Ida Chan, a Hong Kong TV executive, has noticed this grim reality. Recently, she wrote and published June 4th: 20, a 270-page book (2009, Chinese language, HK$60) about what has happened to the former Beijing student leaders who 20 years ago led popular street protests.
On June 4, 1989, the Chinese military crushed the protests, killing or injuring thousands of people. Ever since, the national propaganda machine has tried to downplay the protests and everything about the Beijing Massacre.
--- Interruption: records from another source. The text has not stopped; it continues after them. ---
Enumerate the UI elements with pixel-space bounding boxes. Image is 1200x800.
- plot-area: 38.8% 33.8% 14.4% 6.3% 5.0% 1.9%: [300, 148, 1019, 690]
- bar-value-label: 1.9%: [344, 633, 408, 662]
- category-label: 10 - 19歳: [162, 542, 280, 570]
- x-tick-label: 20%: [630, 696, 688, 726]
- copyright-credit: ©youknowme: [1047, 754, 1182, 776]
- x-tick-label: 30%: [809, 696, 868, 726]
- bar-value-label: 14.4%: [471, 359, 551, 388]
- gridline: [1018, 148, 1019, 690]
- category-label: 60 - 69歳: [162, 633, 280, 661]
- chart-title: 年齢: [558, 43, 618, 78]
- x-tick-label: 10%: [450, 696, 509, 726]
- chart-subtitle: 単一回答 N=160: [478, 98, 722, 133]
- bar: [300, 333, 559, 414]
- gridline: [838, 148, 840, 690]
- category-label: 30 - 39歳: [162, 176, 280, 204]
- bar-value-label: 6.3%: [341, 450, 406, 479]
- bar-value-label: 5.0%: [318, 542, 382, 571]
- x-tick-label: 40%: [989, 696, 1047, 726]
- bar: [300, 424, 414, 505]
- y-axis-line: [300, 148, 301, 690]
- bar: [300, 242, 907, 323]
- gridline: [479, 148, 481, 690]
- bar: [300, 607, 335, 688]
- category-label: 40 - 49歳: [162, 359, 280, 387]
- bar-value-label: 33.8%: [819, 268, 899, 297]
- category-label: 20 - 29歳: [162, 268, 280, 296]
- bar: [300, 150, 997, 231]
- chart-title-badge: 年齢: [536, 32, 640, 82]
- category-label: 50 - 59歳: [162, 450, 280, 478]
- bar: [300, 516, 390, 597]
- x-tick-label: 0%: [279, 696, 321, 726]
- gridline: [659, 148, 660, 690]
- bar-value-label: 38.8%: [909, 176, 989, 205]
Ida’s book sells mainly at small Hong Kong bookstores. Larger book-sellers, those with mainland investment or business interests, don’t carry it because of the “politically sensitive” content. Despite Hong Kong’s alleged media freedoms, they fear angering the Beijing authorities.
“My book appears mostly in the second-floor bookstores, those run by individuals and located above street-level where the rents are lower,” Ida said. “Real book-lovers go upstairs to those small shops.”
When the larger book vendors with impressive street-side premises decide on stock, they focus on two factors. “One is commercial value – will a book be money-making?” Ida said. “The other is politics. They judge the political background.”
Bookshop bosses who timidly censor their stock for political reasons badly diminish Hong Kong’s freedoms. People on the streets won’t easily forgive them.
For readers, writers and bookshops, anyone too fearful to exercise their basic freedoms quickly loses them.